8. The method of claim 1, wherein the face attributes include face image quality; the method further comprises the following steps:

according to the image characteristics of the image to be recognized, carrying out face recognition on the face in the image to be recognized to obtain a face recognition result;

the corresponding scene processing based on the identified at least one face attribute comprises:

and determining a scene execution scheme related to the quality of the face image according to the quality of the face image indicated by the attribute recognition result, so that the equipment performs face image quality evaluation on the face recognition result according to the determined scene execution scheme.
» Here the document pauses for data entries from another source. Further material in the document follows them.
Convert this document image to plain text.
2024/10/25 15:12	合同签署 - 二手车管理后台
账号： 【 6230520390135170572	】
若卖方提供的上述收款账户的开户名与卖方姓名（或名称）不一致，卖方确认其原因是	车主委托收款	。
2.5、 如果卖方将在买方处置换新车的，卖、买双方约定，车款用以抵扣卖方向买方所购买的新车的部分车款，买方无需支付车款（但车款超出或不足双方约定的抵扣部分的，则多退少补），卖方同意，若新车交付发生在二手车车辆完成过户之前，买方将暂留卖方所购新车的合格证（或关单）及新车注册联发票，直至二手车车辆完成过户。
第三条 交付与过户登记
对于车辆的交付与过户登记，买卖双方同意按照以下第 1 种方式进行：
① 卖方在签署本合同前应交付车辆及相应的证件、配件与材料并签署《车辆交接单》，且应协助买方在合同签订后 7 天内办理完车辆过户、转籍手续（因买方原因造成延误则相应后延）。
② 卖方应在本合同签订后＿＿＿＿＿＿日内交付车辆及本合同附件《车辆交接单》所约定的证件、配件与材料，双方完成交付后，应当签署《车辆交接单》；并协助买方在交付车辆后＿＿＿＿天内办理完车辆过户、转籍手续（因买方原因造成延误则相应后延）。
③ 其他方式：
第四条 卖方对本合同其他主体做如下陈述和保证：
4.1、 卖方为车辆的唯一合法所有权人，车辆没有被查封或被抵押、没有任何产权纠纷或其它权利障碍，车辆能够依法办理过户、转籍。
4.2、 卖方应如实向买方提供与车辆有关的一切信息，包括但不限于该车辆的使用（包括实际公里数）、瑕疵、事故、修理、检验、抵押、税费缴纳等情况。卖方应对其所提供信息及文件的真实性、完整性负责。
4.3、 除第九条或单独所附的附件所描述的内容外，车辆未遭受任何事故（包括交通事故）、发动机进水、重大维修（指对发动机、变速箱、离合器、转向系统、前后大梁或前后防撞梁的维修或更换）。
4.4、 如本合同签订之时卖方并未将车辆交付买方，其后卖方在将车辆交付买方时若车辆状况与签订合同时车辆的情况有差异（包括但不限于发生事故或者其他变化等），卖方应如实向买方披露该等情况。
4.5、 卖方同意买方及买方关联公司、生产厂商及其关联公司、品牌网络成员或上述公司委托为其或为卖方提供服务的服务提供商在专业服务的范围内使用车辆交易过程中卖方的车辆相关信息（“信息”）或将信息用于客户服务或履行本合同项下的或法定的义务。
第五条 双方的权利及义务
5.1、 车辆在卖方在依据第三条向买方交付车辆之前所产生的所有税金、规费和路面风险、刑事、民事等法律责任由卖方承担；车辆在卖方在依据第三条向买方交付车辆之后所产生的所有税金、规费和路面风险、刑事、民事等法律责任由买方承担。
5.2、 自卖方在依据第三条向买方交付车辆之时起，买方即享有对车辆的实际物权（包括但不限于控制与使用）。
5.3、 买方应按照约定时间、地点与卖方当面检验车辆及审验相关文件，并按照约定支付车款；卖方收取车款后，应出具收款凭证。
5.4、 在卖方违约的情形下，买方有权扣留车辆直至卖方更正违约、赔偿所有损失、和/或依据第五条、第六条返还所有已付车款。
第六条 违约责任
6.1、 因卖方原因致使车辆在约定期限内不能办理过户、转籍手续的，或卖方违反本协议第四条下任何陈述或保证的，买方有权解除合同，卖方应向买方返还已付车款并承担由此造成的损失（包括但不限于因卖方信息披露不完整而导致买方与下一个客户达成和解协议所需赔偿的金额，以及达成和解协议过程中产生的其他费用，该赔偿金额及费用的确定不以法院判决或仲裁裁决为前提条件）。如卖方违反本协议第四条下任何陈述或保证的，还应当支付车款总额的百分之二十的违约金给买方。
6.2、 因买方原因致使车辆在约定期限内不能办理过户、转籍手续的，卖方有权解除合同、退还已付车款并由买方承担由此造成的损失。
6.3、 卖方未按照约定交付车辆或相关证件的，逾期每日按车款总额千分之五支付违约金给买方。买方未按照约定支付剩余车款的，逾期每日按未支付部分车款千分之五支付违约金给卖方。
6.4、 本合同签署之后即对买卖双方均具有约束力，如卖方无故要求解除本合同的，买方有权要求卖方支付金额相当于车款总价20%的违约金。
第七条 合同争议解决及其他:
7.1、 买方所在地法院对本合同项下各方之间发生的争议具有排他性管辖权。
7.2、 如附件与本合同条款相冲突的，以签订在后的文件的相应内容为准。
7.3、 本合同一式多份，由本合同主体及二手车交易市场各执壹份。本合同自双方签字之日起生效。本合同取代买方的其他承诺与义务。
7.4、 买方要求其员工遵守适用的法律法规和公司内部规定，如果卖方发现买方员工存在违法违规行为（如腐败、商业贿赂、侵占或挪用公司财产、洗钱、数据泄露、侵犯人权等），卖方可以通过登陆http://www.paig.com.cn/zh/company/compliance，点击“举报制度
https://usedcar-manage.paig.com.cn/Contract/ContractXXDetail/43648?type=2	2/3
9. The method of any of claims 1 to 8, wherein after acquiring the image to be identified, the method further comprises:

carrying out face detection on the image to be recognized;

if the image to be recognized contains the face, extracting a face region in the image to be recognized to obtain the face image, so that the image feature extraction is performed on the basis of the face image.

10. An image processing apparatus characterized by comprising:

the image acquisition module is used for acquiring an image to be identified;

the characteristic extraction module is used for extracting image characteristics of the image to be identified to obtain the image characteristics of the image to be identified;

the attribute identification module is used for identifying multiple face attributes of the face in the image to be identified according to the image characteristics of the image to be identified to obtain multiple attribute identification results, and each attribute identification result is used for indicating one identified face attribute;

and the scene processing module is used for carrying out corresponding scene processing based on the identified at least one face attribute.

11. An electronic device, comprising: at least one processor, at least one memory, and at least one communication bus, wherein,

the memory has a computer program stored thereon, and the processor reads the computer program in the memory through the communication bus;

the computer program, when executed by the processor, implements the image processing method of any one of claims 1 to 9.

12. A storage medium on which a computer program is stored, which computer program, when being executed by a processor, carries out the image processing method according to any one of claims 1 to 9.